“Give yourself some credit.” She licked her rosebud lips. “You weren’t that bad.”
I chuckled, shaking my head. Say what you want about this girl, she had balls the size of watermelons.
“You can join my ship.” I grabbed my new wallet and phone, tucking them in my back pocket. “As long as you realize I’m your captain, and that there will be no more fucking around, literally or figuratively.”
Instead of giving her the pleasure of formulating a response, I turned around and walked away, muttering under my breath. “Just don’t expect me to help you when you drown.”
Things got progressively and methodically worse in the week following my move (Grayson: “deportation!”) from Couture to the newsroom.
The place was a zoo made out of silver chrome desks glued together in a wave pattern, circling huge monitors that broadcast different news channels from all over the world.
The newsroom was round, with glass walls. Nearby was another conference room—made of glass as well—in which fresh pastries and fruit sat in fancy baskets and elegant glass water bottles were lined together neatly. There were hundreds of monitors, switchboard phones, keyboards, and cables running from side to side. There was a stairway to the seventh floor that led to a door with a plaque plastered on it: Magic Happens Here
This referred to the actual studio, where the prime-time news show was recorded.
But I couldn’t feel the fairy dust on my skin, because I was too busy trying to survive my life as I knew it.
Milton was the first to kill my mojo.
My cheating ex had decided that the fact he’d been boning his editor was not, in fact, grounds for a breakup. First came the flowers and text messages. When those were ignored or given to the lonely, attractive neighbor upstairs (the flowers, of course. Forty-something-year-old widow Mrs. Hawthorne didn’t need to read the douchecanoe’s apologies for dipping his sausage into a different ketchup tub first thing after coming back from a grueling shift as a nurse), Milton started asking our mutual friends to be mediators. Said friends, who were neck deep in kissing his ass for landing a job at a prestigious magazine, explained that Milton was the one. My one. That we had something special going on, and it would be insane to throw it away because of one mistake.
“He was going to help you pay your debt,” one of our friends, Joe, even added. “Consider that, too.”
I told Joe and the others that if they were going to plead the case of a cheater who’d decided to throw our five years down the drain, they might as well delete my number. I was in an anxiety-filled headspace, consisting of a sick father, a new job, and a stack of bills that remained impressive even in my employed state. Acting diplomatically was not high on my list of priorities.
Then there was work.
Célian Laurent was the biggest jerk to ever walk on planet Earth, and he carried that title like a badge of honor. The only silver lining was that I now knew it wasn’t personal. He was just a dick—a dick who did a phenomenal job making news and surpassed every single talented newsman I’d ever learned from, but a dick nonetheless. And speaking of penises, contrary to my impression from our last encounter, he’d kept his tucked firmly inside his slacks all throughout the week. Not that we had any chance of working one-on-one in a busy newsroom, but when he did acknowledge my existence (albeit reluctantly), he remained cold, aloof, and professional.
And me? I tried to forget the moment of weakness during which I’d touched him.
I didn’t know why I was looking for a connection with him. Maybe I recognized how similar we were. He was bitter, and I was angry. He wanted casual, and I… I didn’t think I could afford anything else with everything that went on in my life. But I couldn’t forget how it felt when he touched me.
When his mouth was on mine.
When his hands pinned me to the wall.
When he made me forget about my sick father, piling bills, and unemployment.
True to his word, Célian had put me in charge of Reuters. The only qualification I needed for the job was the ability to distinguish between yellow, orange, and red. Most reporters—even junior ones like me—had plenty of tasks. I had just the one, to rot in front of the monitor.

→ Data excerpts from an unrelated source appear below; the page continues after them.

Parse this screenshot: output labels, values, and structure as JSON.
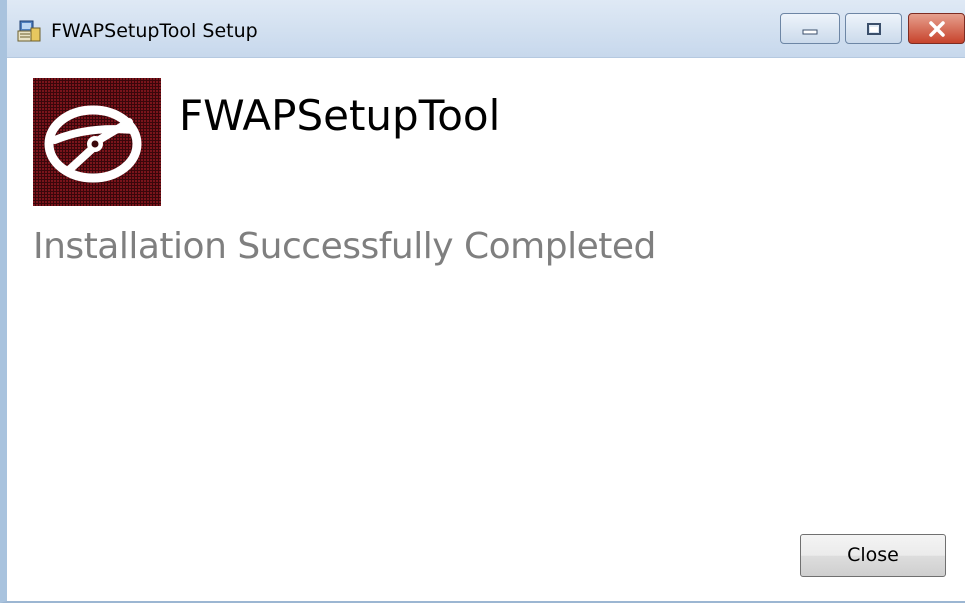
{
  "window": {
    "title": "FWAPSetupTool Setup",
    "icons": {
      "app": "installer-icon",
      "minimize": "minimize-icon",
      "maximize": "maximize-icon",
      "close": "close-icon"
    }
  },
  "header": {
    "product_name": "FWAPSetupTool",
    "logo_icon": "disc-icon"
  },
  "body": {
    "status": "Installation Successfully Completed"
  },
  "footer": {
    "close_label": "Close"
  },
  "colors": {
    "titlebar": "#c7d8ec",
    "status_text": "#7f7f7f",
    "logo_background": "#4a0c10",
    "close_window_button": "#c7432c"
  }
}
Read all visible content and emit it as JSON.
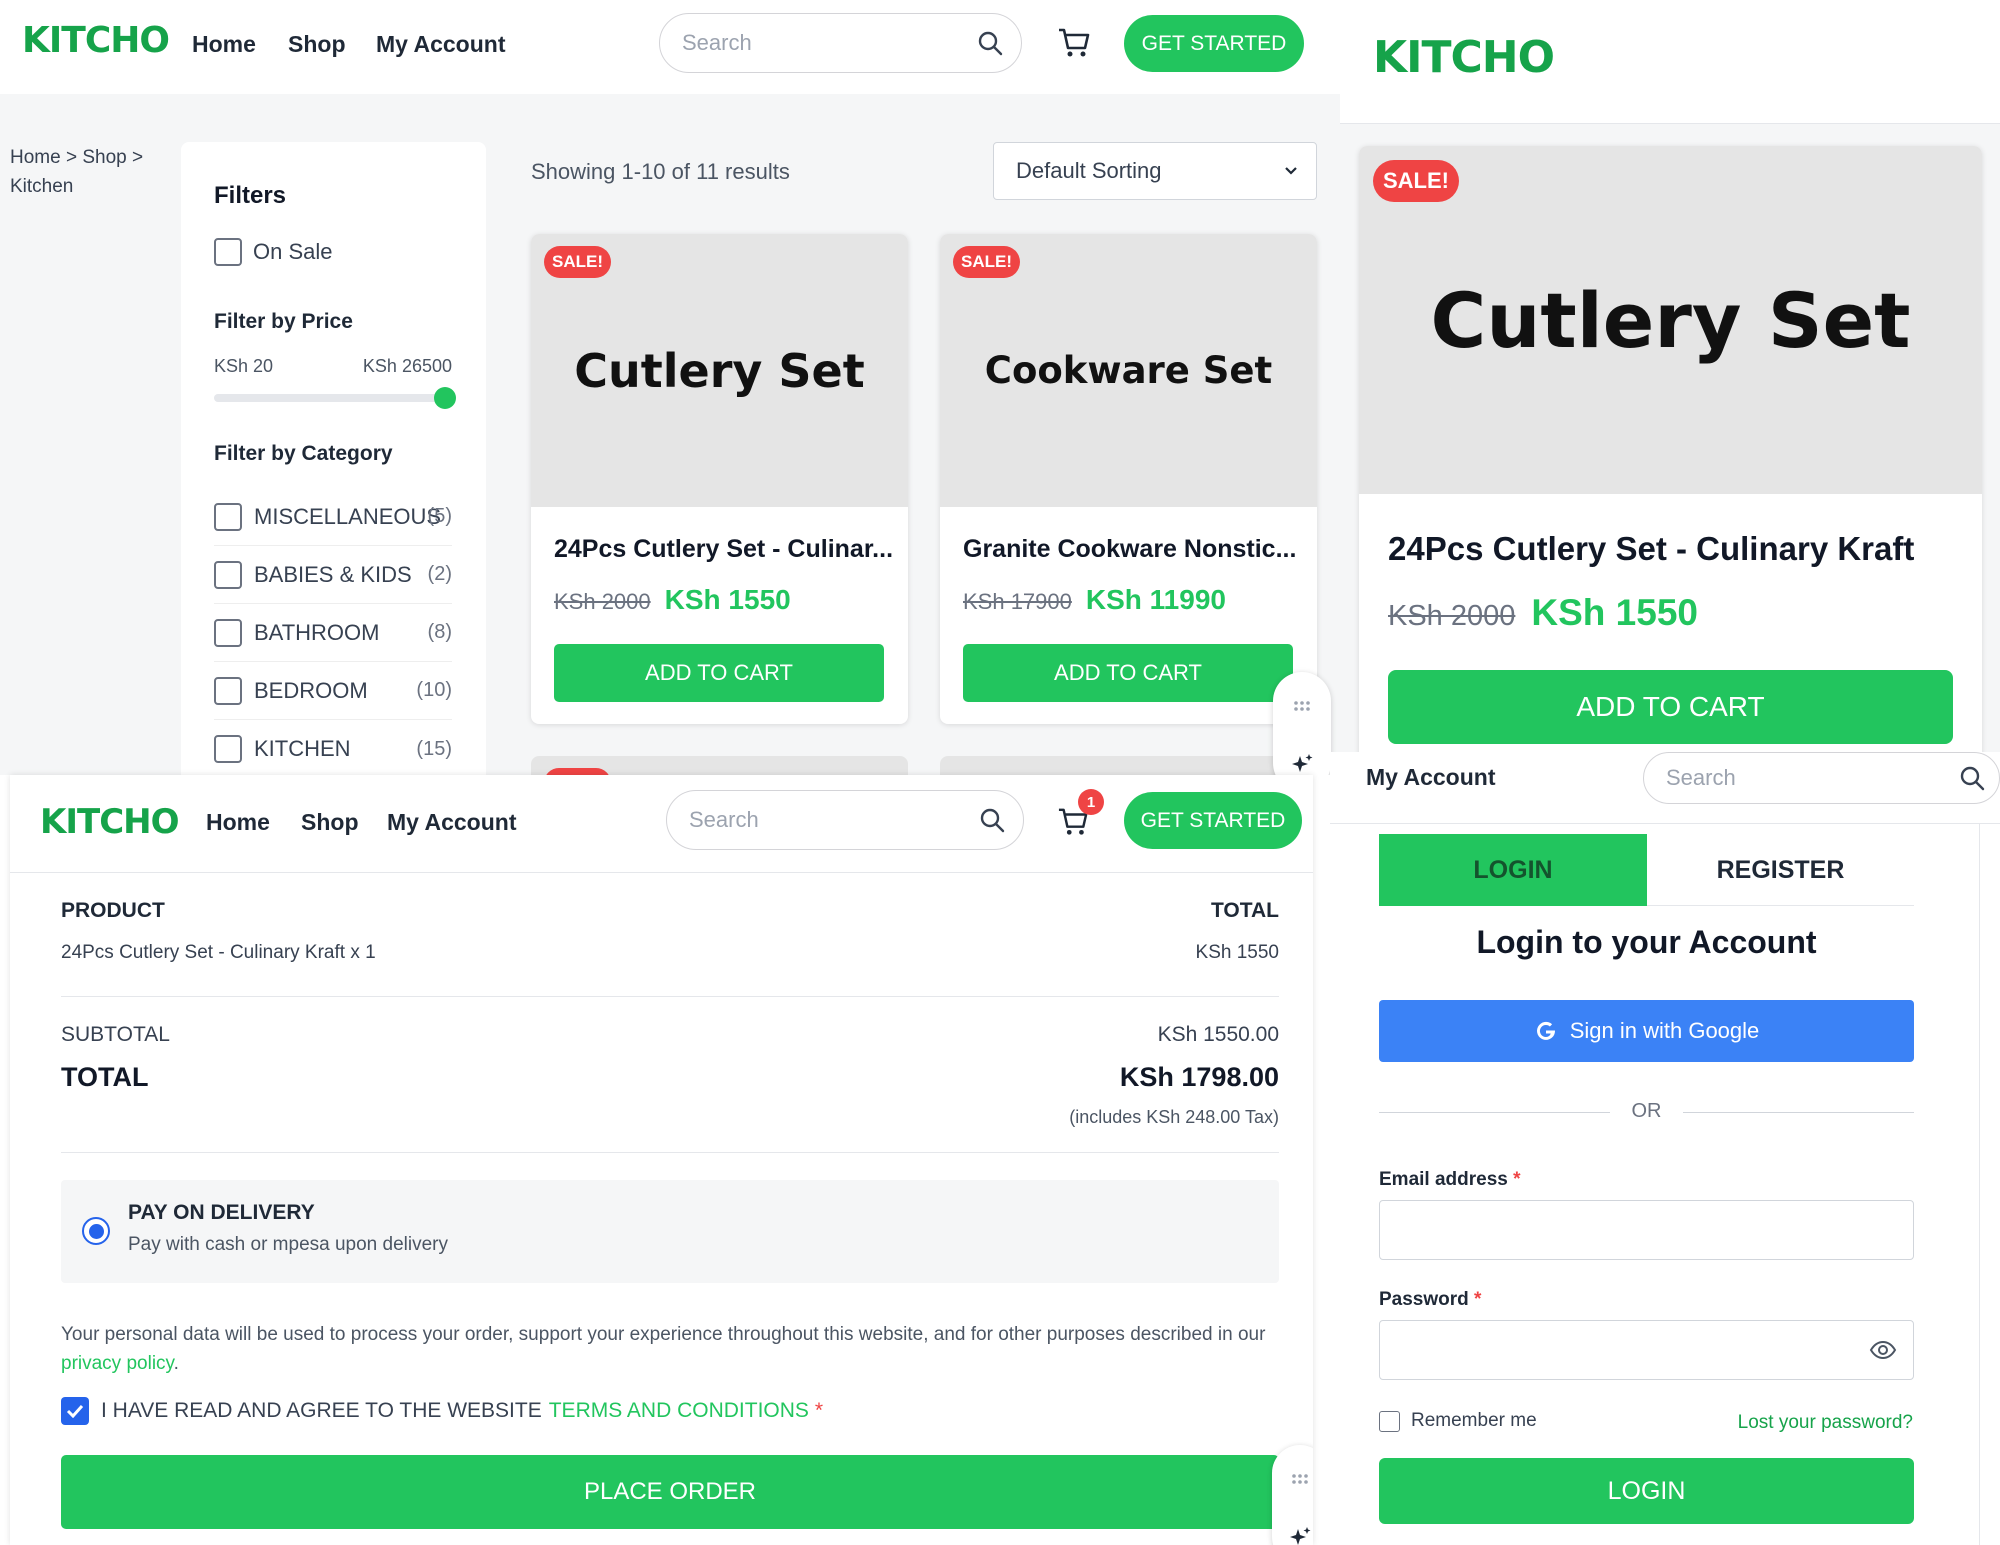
{
  "colors": {
    "brand_green": "#22c55e",
    "sale_red": "#ef4444",
    "google_blue": "#3b82f6"
  },
  "shop": {
    "logo": "KITCHO",
    "nav": [
      "Home",
      "Shop",
      "My Account"
    ],
    "search_placeholder": "Search",
    "cta": "GET STARTED",
    "breadcrumb": {
      "home": "Home",
      "sep1": ">",
      "shop": "Shop",
      "sep2": ">",
      "current": "Kitchen"
    },
    "filters": {
      "title": "Filters",
      "on_sale": "On Sale",
      "price_title": "Filter by Price",
      "price_min": "KSh 20",
      "price_max": "KSh 26500",
      "price_slider_fraction": 1.0,
      "category_title": "Filter by Category",
      "categories": [
        {
          "name": "MISCELLANEOUS",
          "count": "(5)"
        },
        {
          "name": "BABIES & KIDS",
          "count": "(2)"
        },
        {
          "name": "BATHROOM",
          "count": "(8)"
        },
        {
          "name": "BEDROOM",
          "count": "(10)"
        },
        {
          "name": "KITCHEN",
          "count": "(15)"
        }
      ]
    },
    "results_text": "Showing 1-10 of 11 results",
    "sorting": "Default Sorting",
    "products": [
      {
        "badge": "SALE!",
        "image_text": "Cutlery Set",
        "title": "24Pcs Cutlery Set - Culinar...",
        "old_price": "KSh 2000",
        "price": "KSh 1550",
        "button": "ADD TO CART"
      },
      {
        "badge": "SALE!",
        "image_text": "Cookware Set",
        "title": "Granite Cookware Nonstic...",
        "old_price": "KSh 17900",
        "price": "KSh 11990",
        "button": "ADD TO CART"
      }
    ]
  },
  "product_detail": {
    "logo": "KITCHO",
    "badge": "SALE!",
    "image_text": "Cutlery Set",
    "title": "24Pcs Cutlery Set - Culinary Kraft",
    "old_price": "KSh 2000",
    "price": "KSh 1550",
    "button": "ADD TO CART"
  },
  "checkout": {
    "logo": "KITCHO",
    "nav": [
      "Home",
      "Shop",
      "My Account"
    ],
    "search_placeholder": "Search",
    "cart_count": "1",
    "cta": "GET STARTED",
    "product_header": "PRODUCT",
    "total_header": "TOTAL",
    "line_item": "24Pcs Cutlery Set - Culinary Kraft x 1",
    "line_total": "KSh 1550",
    "subtotal_label": "SUBTOTAL",
    "subtotal_value": "KSh 1550.00",
    "total_label": "TOTAL",
    "total_value": "KSh 1798.00",
    "tax_note": "(includes KSh 248.00 Tax)",
    "payment_title": "PAY ON DELIVERY",
    "payment_desc": "Pay with cash or mpesa upon delivery",
    "privacy_text": "Your personal data will be used to process your order, support your experience throughout this website, and for other purposes described in our",
    "privacy_link": "privacy policy",
    "privacy_end": ".",
    "terms_prefix": "I HAVE READ AND AGREE TO THE WEBSITE",
    "terms_link": "TERMS AND CONDITIONS",
    "required": "*",
    "place_order": "PLACE ORDER"
  },
  "login": {
    "nav_account": "My Account",
    "search_placeholder": "Search",
    "tab_login": "LOGIN",
    "tab_register": "REGISTER",
    "heading": "Login to your Account",
    "google_button": "Sign in with Google",
    "or": "OR",
    "email_label": "Email address",
    "password_label": "Password",
    "required": "*",
    "remember": "Remember me",
    "lost_password": "Lost your password?",
    "login_button": "LOGIN"
  }
}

Oh, and help his assistant, Brianna Shaw.
Célian’s PA was the definition of candy sweet. Unfortunately, she was also a ticking time bomb. Célian was such a tyrant, she spent the majority of the day running after him, taking orders, or sobbing softly in the restroom. Today was the third time I’d found her doing that—on a Friday, of all days, a second before everyone in New York poured into fancy bars and hole-in-the-wall pubs to celebrate the weekend freedom—and I silently slid a box of tissues and a mini-bottle of whiskey into her stall.

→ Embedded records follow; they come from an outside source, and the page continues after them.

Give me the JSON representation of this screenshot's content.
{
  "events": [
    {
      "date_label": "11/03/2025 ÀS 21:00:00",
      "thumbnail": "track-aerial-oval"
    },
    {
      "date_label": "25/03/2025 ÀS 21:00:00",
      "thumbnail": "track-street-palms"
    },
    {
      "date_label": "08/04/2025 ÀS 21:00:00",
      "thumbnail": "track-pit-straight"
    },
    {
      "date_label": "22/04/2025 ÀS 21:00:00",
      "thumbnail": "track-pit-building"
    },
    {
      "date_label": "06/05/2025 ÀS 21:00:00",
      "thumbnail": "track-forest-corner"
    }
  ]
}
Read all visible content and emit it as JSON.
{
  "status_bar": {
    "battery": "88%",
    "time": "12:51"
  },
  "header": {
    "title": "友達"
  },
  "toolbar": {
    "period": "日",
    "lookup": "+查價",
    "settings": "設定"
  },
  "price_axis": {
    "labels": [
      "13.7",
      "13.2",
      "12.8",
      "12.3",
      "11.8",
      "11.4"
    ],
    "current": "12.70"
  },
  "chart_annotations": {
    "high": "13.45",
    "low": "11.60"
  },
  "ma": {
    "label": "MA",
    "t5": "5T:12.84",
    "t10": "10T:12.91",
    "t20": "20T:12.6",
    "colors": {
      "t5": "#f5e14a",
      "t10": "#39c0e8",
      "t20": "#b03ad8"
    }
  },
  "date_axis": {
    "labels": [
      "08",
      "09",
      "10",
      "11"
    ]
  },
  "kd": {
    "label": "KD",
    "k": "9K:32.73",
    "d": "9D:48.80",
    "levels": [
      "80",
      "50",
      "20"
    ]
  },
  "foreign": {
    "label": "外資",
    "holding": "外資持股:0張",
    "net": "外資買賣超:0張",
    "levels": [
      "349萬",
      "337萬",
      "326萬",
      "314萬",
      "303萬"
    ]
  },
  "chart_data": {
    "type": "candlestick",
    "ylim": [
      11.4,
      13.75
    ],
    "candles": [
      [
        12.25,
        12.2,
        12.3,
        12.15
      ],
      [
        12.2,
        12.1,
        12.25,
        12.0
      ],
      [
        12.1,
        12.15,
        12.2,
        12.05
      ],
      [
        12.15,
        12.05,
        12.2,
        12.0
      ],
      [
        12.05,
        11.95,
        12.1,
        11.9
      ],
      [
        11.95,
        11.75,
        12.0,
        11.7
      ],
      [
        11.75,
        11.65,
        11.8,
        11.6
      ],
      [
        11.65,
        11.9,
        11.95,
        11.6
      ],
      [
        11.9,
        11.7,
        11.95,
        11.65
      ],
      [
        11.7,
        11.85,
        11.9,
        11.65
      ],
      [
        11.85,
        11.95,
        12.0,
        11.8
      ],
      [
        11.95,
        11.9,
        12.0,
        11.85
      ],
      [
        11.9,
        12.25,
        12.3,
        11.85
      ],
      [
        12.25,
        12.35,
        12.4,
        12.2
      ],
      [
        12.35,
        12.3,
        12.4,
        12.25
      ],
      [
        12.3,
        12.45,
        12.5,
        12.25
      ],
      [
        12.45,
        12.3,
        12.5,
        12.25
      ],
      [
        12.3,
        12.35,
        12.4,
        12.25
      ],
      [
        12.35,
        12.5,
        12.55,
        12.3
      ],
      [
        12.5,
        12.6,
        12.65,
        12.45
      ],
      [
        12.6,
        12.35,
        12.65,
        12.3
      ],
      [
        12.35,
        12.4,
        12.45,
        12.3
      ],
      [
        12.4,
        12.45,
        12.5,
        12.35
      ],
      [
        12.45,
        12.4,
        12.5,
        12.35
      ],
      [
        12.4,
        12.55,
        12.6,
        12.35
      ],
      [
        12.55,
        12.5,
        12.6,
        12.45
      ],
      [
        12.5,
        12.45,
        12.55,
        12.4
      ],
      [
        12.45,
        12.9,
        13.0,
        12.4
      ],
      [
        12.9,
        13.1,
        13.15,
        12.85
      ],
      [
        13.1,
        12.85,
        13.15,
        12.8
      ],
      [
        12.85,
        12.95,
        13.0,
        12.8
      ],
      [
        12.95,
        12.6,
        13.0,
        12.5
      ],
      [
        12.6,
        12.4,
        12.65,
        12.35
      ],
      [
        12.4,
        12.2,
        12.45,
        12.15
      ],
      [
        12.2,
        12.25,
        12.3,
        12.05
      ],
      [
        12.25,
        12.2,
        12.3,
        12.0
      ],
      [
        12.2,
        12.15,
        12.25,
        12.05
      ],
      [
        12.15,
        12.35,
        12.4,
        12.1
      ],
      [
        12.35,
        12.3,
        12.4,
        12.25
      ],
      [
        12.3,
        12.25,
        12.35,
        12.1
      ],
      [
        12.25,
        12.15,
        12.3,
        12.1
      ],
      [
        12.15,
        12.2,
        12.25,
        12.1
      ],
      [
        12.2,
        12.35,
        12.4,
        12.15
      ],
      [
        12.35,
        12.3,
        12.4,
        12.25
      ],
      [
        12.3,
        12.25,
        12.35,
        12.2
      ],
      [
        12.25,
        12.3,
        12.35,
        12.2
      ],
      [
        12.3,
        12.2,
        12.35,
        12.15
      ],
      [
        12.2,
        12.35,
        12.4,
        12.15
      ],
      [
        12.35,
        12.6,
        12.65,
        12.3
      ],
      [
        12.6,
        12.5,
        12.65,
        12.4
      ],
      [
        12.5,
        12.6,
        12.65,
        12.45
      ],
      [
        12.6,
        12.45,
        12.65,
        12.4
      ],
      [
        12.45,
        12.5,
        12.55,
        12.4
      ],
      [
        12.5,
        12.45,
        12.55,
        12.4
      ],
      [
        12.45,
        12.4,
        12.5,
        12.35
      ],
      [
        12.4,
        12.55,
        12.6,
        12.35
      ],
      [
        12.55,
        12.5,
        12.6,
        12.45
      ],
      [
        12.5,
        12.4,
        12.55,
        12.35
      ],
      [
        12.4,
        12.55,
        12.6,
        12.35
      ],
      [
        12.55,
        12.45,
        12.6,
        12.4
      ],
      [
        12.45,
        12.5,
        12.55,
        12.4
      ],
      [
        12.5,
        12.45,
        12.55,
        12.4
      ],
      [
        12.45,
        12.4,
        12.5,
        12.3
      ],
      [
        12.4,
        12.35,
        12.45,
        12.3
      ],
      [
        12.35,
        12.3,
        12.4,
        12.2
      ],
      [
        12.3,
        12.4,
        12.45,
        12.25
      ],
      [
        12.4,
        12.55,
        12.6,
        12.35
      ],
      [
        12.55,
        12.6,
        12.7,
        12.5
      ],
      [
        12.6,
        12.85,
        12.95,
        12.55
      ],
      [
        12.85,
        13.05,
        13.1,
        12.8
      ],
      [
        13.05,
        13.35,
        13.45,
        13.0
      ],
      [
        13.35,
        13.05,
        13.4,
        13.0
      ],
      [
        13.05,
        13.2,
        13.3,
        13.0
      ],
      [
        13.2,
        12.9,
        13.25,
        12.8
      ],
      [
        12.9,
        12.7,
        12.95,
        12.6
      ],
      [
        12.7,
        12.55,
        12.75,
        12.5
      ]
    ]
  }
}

She’d been too scared to ask for my help, and I didn’t know how to broach the subject without making her feel weak. But that third time in the restroom broke me. To hell with my boss and his deep blue eyes, his pouty lips, dirty mouth, and Zac Efron body.
“Hey.” I squatted down, my butt hovering over the floor. My Chucks were gray today. Moody and depressed. “You need a break…and a drink. Let me help you. I have plenty of free time.” And I did. My job was as challenging as tying one’s shoes. Brianna hiccupped from the other side of the stall, unscrewing the bottle and taking a sip. “I…” she started. “He…” I strained my ears to listen. “He needs to have his suits cleaned.”